Confessional: this book made me:

  • Borrow Which Side Are You On? The story of a song by George Ella Lyon because I leanred of the song from Natalie Merchant.
  • Look up The Speaker on YouTube (Harger includes a link)

Reason read: an Early Review book from LibraryThing.

Author fact: Like Nancy Pearl, Elaine Harger is a Seattle, Washington based librarian.

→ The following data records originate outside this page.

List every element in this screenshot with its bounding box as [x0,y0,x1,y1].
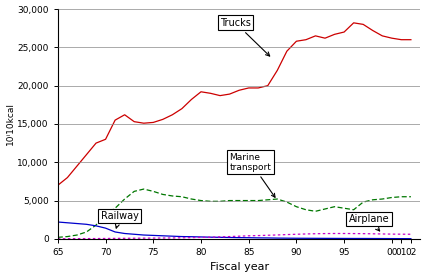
Text: Airplane: Airplane [349,214,389,231]
Text: Marine
transport: Marine transport [230,153,275,197]
Text: Railway: Railway [101,211,139,228]
Text: Trucks: Trucks [220,18,270,56]
X-axis label: Fiscal year: Fiscal year [210,262,269,272]
Y-axis label: 10ⁱ10kcal: 10ⁱ10kcal [6,103,14,145]
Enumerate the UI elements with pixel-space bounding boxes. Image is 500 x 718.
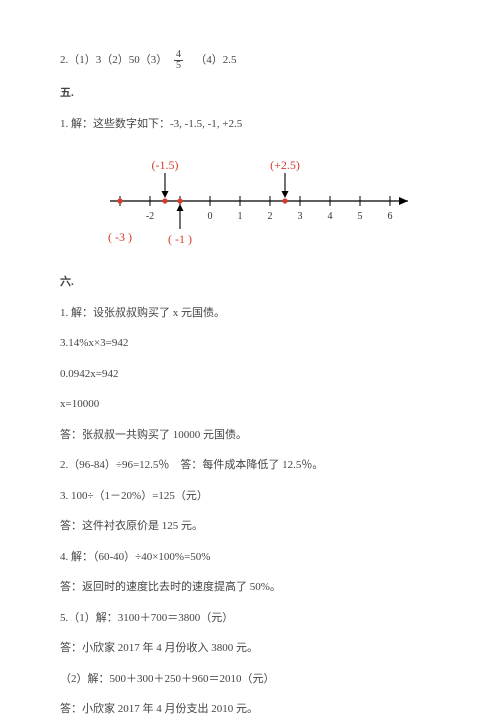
s6-line-8: 4. 解：（60-40）÷40×100%=50% [60, 549, 440, 566]
svg-text:-2: -2 [146, 211, 154, 222]
svg-text:( -1 ): ( -1 ) [168, 232, 192, 246]
svg-text:0: 0 [208, 211, 213, 222]
svg-text:3: 3 [298, 211, 303, 222]
svg-text:(-1.5): (-1.5) [152, 158, 179, 172]
s6-line-0: 1. 解：设张叔叔购买了 x 元国债。 [60, 305, 440, 322]
s6-line-4: 答：张叔叔一共购买了 10000 元国债。 [60, 427, 440, 444]
section-5-title: 五. [60, 85, 440, 102]
section-6-title: 六. [60, 274, 440, 291]
s6-line-7: 答：这件衬衣原价是 125 元。 [60, 518, 440, 535]
q2-prefix: 2.（1）3（2）50（3） [60, 54, 167, 66]
s6-line-11: 答：小欣家 2017 年 4 月份收入 3800 元。 [60, 640, 440, 657]
fraction-4-5: 4 5 [174, 50, 183, 71]
s6-line-12: （2）解：500＋300＋250＋960＝2010（元） [60, 671, 440, 688]
q2-line: 2.（1）3（2）50（3） 4 5 （4）2.5 [60, 50, 440, 71]
svg-text:1: 1 [238, 211, 243, 222]
svg-text:5: 5 [358, 211, 363, 222]
s6-line-9: 答：返回时的速度比去时的速度提高了 50%。 [60, 579, 440, 596]
s6-line-13: 答：小欣家 2017 年 4 月份支出 2010 元。 [60, 701, 440, 718]
s6-line-10: 5.（1）解：3100＋700＝3800（元） [60, 610, 440, 627]
s6-line-2: 0.0942x=942 [60, 366, 440, 383]
svg-text:2: 2 [268, 211, 273, 222]
s6-line-1: 3.14%x×3=942 [60, 335, 440, 352]
fraction-denominator: 5 [174, 61, 183, 71]
page-root: 2.（1）3（2）50（3） 4 5 （4）2.5 五. 1. 解：这些数字如下… [0, 0, 500, 707]
svg-text:6: 6 [388, 211, 393, 222]
number-line-diagram: -2 0 1 2 3 4 5 6 ( -3 ) (-1.5) ( -1 ) (+2.5) [80, 146, 440, 256]
svg-text:(+2.5): (+2.5) [270, 158, 300, 172]
s6-line-6: 3. 100÷（1－20%）=125（元） [60, 488, 440, 505]
s6-line-5: 2.（96-84）÷96=12.5％ 答：每件成本降低了 12.5％。 [60, 457, 440, 474]
svg-text:4: 4 [328, 211, 333, 222]
q2-suffix: （4）2.5 [190, 54, 237, 66]
s6-line-3: x=10000 [60, 396, 440, 413]
s5-line1: 1. 解：这些数字如下：-3, -1.5, -1, +2.5 [60, 116, 440, 133]
svg-text:( -3 ): ( -3 ) [108, 230, 132, 244]
section-6-body: 1. 解：设张叔叔购买了 x 元国债。 3.14%x×3=942 0.0942x=9… [60, 305, 440, 718]
number-line-svg: -2 0 1 2 3 4 5 6 ( -3 ) (-1.5) ( -1 ) (+2.5) [80, 146, 420, 256]
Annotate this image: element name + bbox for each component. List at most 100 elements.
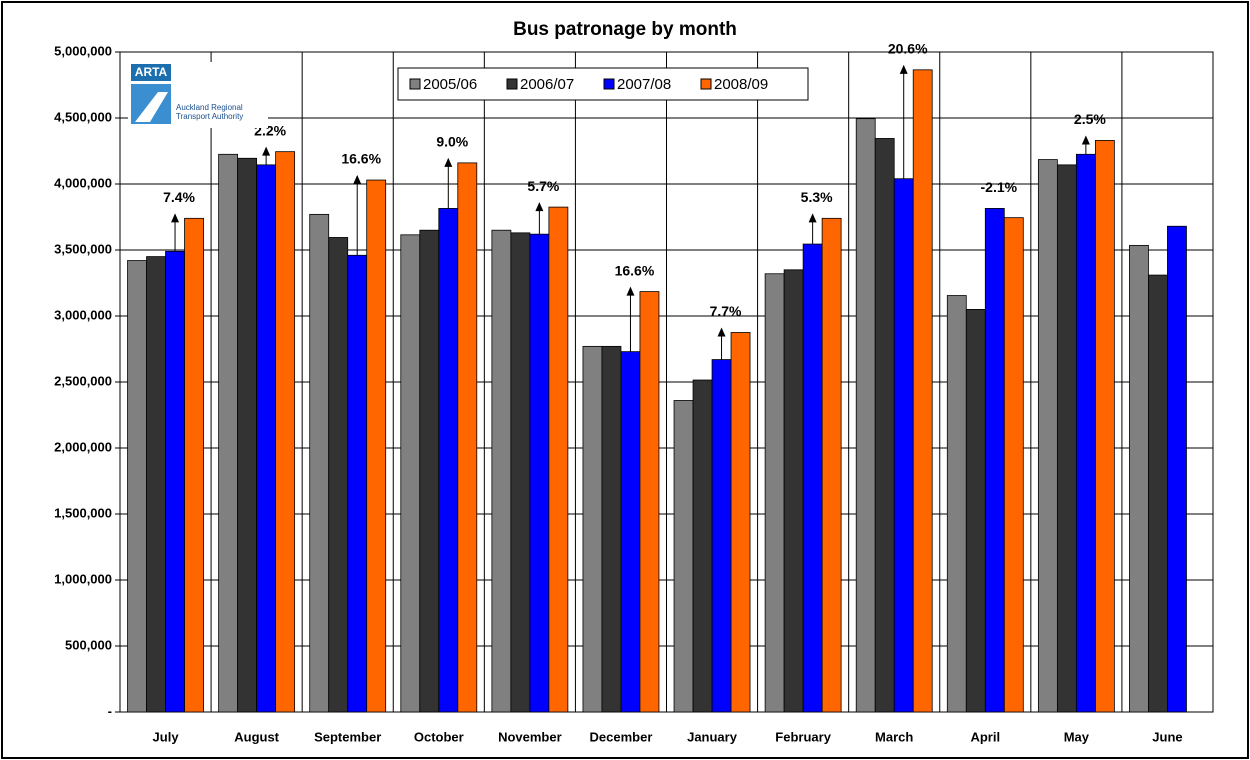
bar [874, 138, 895, 713]
logo: ARTA Auckland Regional Transport Authori… [128, 62, 268, 128]
annotation: 16.6% [615, 262, 655, 278]
legend-label: 2006/07 [520, 76, 574, 93]
legend-label: 2008/09 [714, 76, 768, 93]
y-tick-label: 5,000,000 [54, 43, 112, 58]
bar [601, 345, 622, 713]
bar [692, 379, 713, 713]
bar [366, 179, 387, 713]
annotation-arrowhead [1081, 135, 1090, 145]
logo-line: Transport Authority [176, 112, 243, 121]
annotation-arrowhead [808, 213, 817, 223]
y-tick-label: 4,500,000 [54, 109, 112, 124]
bar [1094, 140, 1115, 713]
annotation: 16.6% [341, 151, 381, 167]
annotation: 7.4% [163, 189, 195, 205]
logo-line: Auckland Regional [176, 103, 243, 112]
bar [438, 208, 459, 713]
annotation-arrowhead [899, 64, 908, 74]
bar [237, 157, 258, 713]
bar [218, 153, 239, 713]
annotation: 2.5% [1074, 111, 1106, 127]
x-tick-label: November [498, 729, 562, 744]
annotation: 7.7% [710, 303, 742, 319]
x-tick-label: July [153, 729, 180, 744]
bar [639, 291, 660, 713]
bar [946, 295, 967, 713]
annotation-arrowhead [444, 157, 453, 167]
logo-badge [131, 64, 171, 81]
x-tick-label: August [234, 729, 279, 744]
bar [582, 345, 603, 713]
bar [491, 229, 512, 713]
bar [1003, 217, 1024, 713]
x-tick-label: June [1152, 729, 1182, 744]
bar [529, 233, 550, 713]
bar [1037, 159, 1058, 713]
annotation-arrowhead [717, 327, 726, 337]
bar [730, 332, 751, 713]
bar [711, 359, 732, 713]
legend-box [397, 67, 809, 101]
bar [184, 217, 204, 713]
chart-title: Bus patronage by month [513, 19, 737, 40]
x-tick-label: April [970, 729, 1000, 744]
bar [165, 250, 185, 713]
legend-label: 2007/08 [617, 76, 671, 93]
x-tick-label: December [590, 729, 653, 744]
bar [1129, 244, 1149, 713]
bar [821, 217, 842, 713]
bar [127, 260, 147, 713]
bar [275, 151, 296, 713]
x-tick-label: February [775, 729, 831, 744]
annotation-arrowhead [353, 175, 362, 185]
bar [1056, 164, 1077, 713]
y-tick-label: 2,000,000 [54, 439, 112, 454]
y-tick-label: 1,000,000 [54, 571, 112, 586]
bar [457, 162, 478, 713]
bar [328, 237, 349, 713]
legend-label: 2005/06 [423, 76, 477, 93]
annotation: 5.7% [527, 178, 559, 194]
bar [419, 229, 440, 713]
y-tick-label: 4,000,000 [54, 175, 112, 190]
bar [548, 206, 569, 713]
bar [1075, 153, 1096, 713]
annotation: 9.0% [436, 134, 468, 150]
annotation: 5.3% [801, 189, 833, 205]
bar [620, 351, 641, 713]
bar [510, 232, 531, 713]
y-tick-label: 2,500,000 [54, 373, 112, 388]
bar [783, 269, 804, 713]
y-tick-label: 3,500,000 [54, 241, 112, 256]
bar [984, 208, 1005, 713]
bar [764, 273, 785, 713]
bar [965, 308, 986, 713]
legend: 2005/06 2006/07 2007/08 2008/09 [397, 67, 809, 101]
logo-stroke [135, 92, 168, 122]
bar [1148, 274, 1168, 713]
y-tick-label: 1,500,000 [54, 505, 112, 520]
bar [912, 69, 933, 713]
bar [309, 213, 330, 713]
y-tick-label: 3,000,000 [54, 307, 112, 322]
bar [1167, 225, 1187, 713]
bar [893, 178, 914, 713]
x-tick-label: January [687, 729, 738, 744]
legend-swatch [409, 78, 421, 90]
bar [256, 164, 277, 713]
legend-swatch [700, 78, 712, 90]
bar [673, 400, 694, 713]
annotation-arrowhead [171, 213, 180, 223]
bar [802, 243, 823, 713]
y-tick-label: - [108, 703, 112, 718]
x-tick-label: May [1064, 729, 1090, 744]
annotation: -2.1% [981, 179, 1018, 195]
bar [146, 256, 166, 713]
annotation-arrowhead [626, 286, 635, 296]
x-tick-label: October [414, 729, 464, 744]
annotation: 20.6% [888, 41, 928, 57]
x-tick-label: September [314, 729, 381, 744]
annotation-arrowhead [535, 202, 544, 212]
y-tick-label: 500,000 [65, 637, 112, 652]
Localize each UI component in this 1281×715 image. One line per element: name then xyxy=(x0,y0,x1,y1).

Book trivia: each chapter is punctuated by a really cool collage created by the author.

September Slipped Away

September was a cool month. On the 10th I ran a half marathon (2:10:16), was able to get to Monhegan (and introduce the island to some new people), and get to a lot of reading:

  1. Curse of the Pogo Stick by Colin Cotterill
  2. Life and Death in Shanghai by Nien Cheng
  3. Absalom, Absalom! by William Faulkner
  4. Consul’s Wife by W.T. Tyler
  5. Tears of Autumn by Charles McCarry (AB)
  6. Life and Death of Edwin Mullhouse by Steven Millhauser
  7. Four-Story Mistake by Elizabeth Enright
  8. Best Game Ever by Mark Bowden
  9. The Trial by Franz Kafka
  10. Which Side Are You On? by Elaine Harger (ER)
  11. Which Side Are You On? by George Ella Lyon (for fun)

AB = Audio book
ER = Early review

Septembering

I’m not exactly sure what September will bring. The renovations for the library are finally finished (with a crazy punch list, I might add). The backyard is complete minus the hot tub, fire pit and patio furniture (that’s stage II). I have a half mara in ten days so I’m anticipating a good run month. Here are the planned books:

  • Curse of the Pogo Stick by Colin Cotterill – to continue the series started in May in honor of Laos Rocket Day
  • Edwin Mullhouse: the life and death of an American Writer – to honor kids in September
  • Life and Death in Shanghai by Nien Cheng – Mao died of cancer in September.
  • Tears of Autumn by Charles McCarry – Cold War ended in September
  • The Trial by Franz Kafka – September is the best month to visit the Czech Republic.
  • Absalom, Absalom! by William Faulkner – September is Southern Gospel month
  • Which Side are You On? by Elaine Harger – an Early Review from LibraryThing.

August Behind Me

August was…the final push to move back into the new library space. People who used to work there won’t recognize it. August was also the finishing of the deck and patio. It looks awesome. Sidelined by injury I only ran 60.86 miles this month. But. But! But, here are the books:

  • Anarchy and Old Dogs by Colin Cotterill
  • Dogs of Riga by Henning Mankell (AB)
  • Lost City of Z by David Grann
  • The High and the Mighty by Ernest Gann
  • If Beale Street Could Talk by James Baldwin
  • Children in the Woods by Frederick Busch
  • Flora’s Suitcase by Dalia Rabinovich
  • ADDED: Murder of Roger Ackroyd by Agatha Christie
  • ADDED: Dorothy Gutzeit: Be True and Serve by Dorothy Gutzeit (ER)

My favorite was Dogs of Riga followed by Anarchy and Old Dogs.